Submitted to: Tomato Breeders Roundtable Proceedings
Publication Type: Proceedings
Publication Acceptance Date: 12/2/2000
Publication Date: N/A
Citation: N/A Interpretive Summary: Anthracnose is a serious fruit rot disease of tomatoes grown in regions of the northeast and midwestern U.S. and south-central Canada for processing applications. Cultural techniques including fungicide application and crop rotation provide incomplete protection from this fungal pathogen. High levels of genetic resistance to anthracnose exist in wild or unadapted tomato germplasm, but this resistance has been difficult to transfer into elite materials with an intensity equal to that observed in the wild donor parent. Difficulty in transferring the high level of resistance observed in small-fruited germplasm to commercial type lines was attributed in part to the occurrence of multiple genetic factors, each with a relatively small effect, which influence resistance. Molecular markers linked to resistance genes were identified. These markers will facilitate transfer of anthracnose resistance genes from wild germplasm into cultivated tomato. Results will be used by state, federal and private researchers to develop improved germplasm with genetic resistance to fungal pathogens in tomato.

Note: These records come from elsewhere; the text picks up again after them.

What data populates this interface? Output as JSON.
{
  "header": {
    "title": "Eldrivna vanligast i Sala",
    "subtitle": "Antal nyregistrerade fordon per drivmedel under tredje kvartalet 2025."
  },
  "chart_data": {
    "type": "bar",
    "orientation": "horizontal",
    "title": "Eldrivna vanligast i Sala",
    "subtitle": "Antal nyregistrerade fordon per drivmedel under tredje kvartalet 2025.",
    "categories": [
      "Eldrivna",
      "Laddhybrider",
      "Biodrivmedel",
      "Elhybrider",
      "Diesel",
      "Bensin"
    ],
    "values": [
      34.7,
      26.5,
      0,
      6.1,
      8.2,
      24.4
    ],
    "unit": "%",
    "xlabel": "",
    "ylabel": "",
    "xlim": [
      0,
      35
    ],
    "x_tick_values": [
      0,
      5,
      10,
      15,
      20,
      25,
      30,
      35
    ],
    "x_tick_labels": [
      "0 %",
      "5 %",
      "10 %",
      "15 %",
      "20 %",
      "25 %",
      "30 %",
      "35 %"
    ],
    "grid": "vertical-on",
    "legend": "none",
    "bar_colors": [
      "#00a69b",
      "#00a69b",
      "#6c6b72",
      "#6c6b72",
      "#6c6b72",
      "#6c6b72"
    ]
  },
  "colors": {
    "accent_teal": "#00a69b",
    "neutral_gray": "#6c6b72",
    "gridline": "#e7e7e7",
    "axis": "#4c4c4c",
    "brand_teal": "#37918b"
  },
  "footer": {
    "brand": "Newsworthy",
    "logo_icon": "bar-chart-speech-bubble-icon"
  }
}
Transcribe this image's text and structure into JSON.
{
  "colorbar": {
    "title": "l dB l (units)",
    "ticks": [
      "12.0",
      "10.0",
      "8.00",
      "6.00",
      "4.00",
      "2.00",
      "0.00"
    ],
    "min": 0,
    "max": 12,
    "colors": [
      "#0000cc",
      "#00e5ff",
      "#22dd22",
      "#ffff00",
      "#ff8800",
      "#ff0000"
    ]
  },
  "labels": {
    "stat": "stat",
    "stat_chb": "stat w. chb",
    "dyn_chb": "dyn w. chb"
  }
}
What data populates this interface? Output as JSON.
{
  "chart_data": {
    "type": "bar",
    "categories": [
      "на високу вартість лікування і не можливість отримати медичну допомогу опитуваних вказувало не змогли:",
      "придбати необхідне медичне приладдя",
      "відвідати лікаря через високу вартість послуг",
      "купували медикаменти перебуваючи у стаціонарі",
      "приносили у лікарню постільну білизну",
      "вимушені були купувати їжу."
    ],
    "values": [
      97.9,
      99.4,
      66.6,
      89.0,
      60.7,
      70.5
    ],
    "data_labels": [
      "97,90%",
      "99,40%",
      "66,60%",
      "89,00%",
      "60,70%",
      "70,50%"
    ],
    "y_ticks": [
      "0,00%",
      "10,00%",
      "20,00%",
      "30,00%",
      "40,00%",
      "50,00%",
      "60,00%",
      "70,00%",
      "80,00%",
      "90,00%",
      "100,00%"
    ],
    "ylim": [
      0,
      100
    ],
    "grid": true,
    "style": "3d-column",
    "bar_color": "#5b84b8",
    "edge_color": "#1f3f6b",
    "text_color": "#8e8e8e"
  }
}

Technical Abstract: Genetic characterization of anthracnose resistance in tomato was accomplished using populations developed from crosses between an anthracnose susceptible cultivar 'US28' and three resistant breeding lines which varied in degree of anthracnose resistance and relative stage of adaptation for commercial use. Anthracnose lesion diameters were scored in inoculated fruit of parental, F1, F2, and backcross generations within each cross. A RAPD analysis of an F2 population derived from the cross of 'US28' and the highly resistant but unadapted small fruited line, 115-4, was utilized to detect QTLs for anthracnose resistance. Heritabilities for resistance were moderate and declined as relative anthracnose susceptibility of the resistant parent increased coincident with increasing horticultural adaptation. Genetic variance for anthracnose resistance was primarily additive. The minimum number of loci conditioning anthracnose resistance declined during attempts to transfer high levels of resistance exhibited by line 115-4 into adapted breeding lines. Putative RAPD markers liked to loci which influence resistance were identified. The phenotypic variation for anthracnose resistance explained by any individual QTL was small.